Probability Versus Physics

The coin toss is not about probability at all, its about physics, the coin, and how the “tosser” is actually throwing it. The majority of times, if a coin is heads-up when it is flipped, it will remain heads-up when it lands. Diaconis has even trained himself to flip a coin and make it come up heads 10 out of 10 times.

A similar effect is seen if the coin is spun. Because of the way most coins are made, the “heads” side can weigh more, which means it will fall on that side, leaving the other side up more often. Further, some magicians will have coins that are shaved, giving more weight to one side.

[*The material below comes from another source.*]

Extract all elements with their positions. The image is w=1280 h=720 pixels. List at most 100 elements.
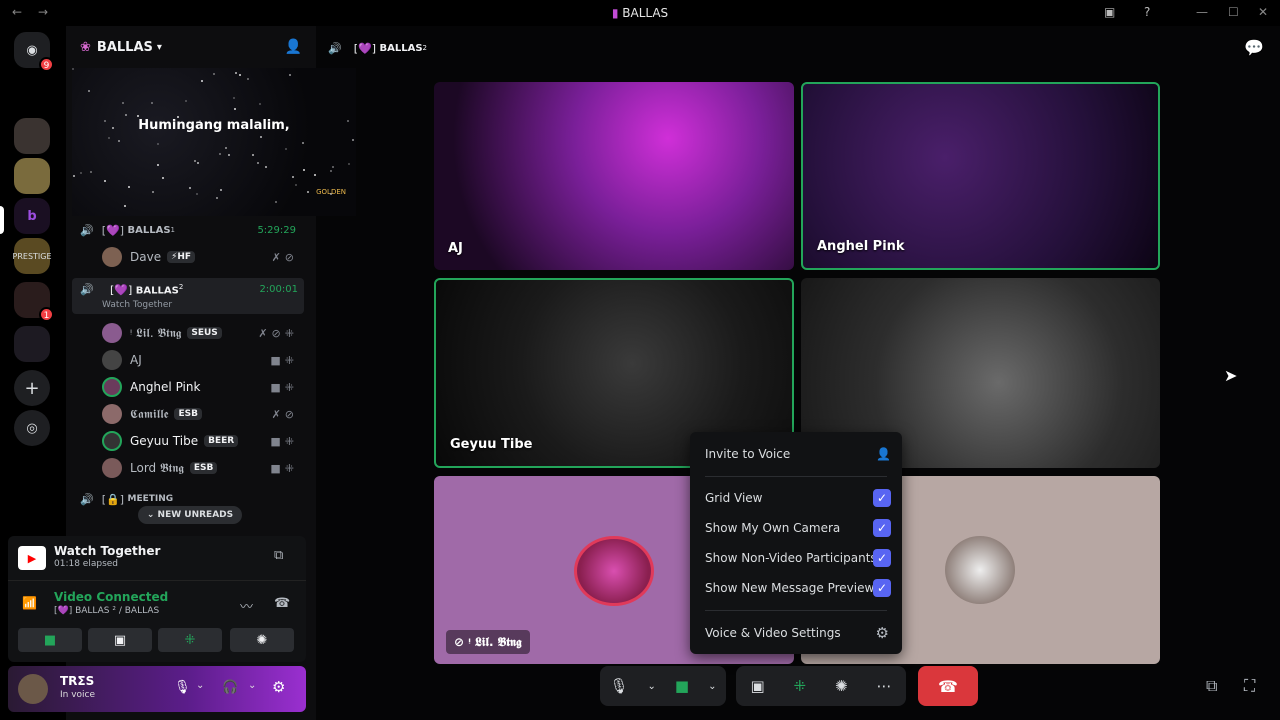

The point? It’s not 50/50 at all.

“Most people think, ‘This guy’s nuts,’” Diaconis said in an interview with the Numberphile website. “But if pressed, people, when pushed, seem to think that a coin dropping on the floor is fairer… when a coin hits the ground, before it dies, often it spins around on its edge. And some of that edge bias comes in.”

“Coin tossing is pretty close to fair,” he said.

But it’s not 50/50.

Heads or Tails?

This brings us to the discussion of sports, and those that involve coin tosses to decide a team’s possession. Are they fair? Firstly, Super Bowl coins are much larger.

“And the effect is probably much bigger,” Diaconis said. His advice? “Try to catch a glimpse of how it starts out.” Is it heads-up when it’s flipped? Then bet on it coming up on that same side.

It’s not magic at all. It’s math.

“That kind of thought has led a group of us to say that probability isn’t a fact about the world,” Diaconis said in the Against All Odds interview. “Probability is a fact about an observer’s knowledge.”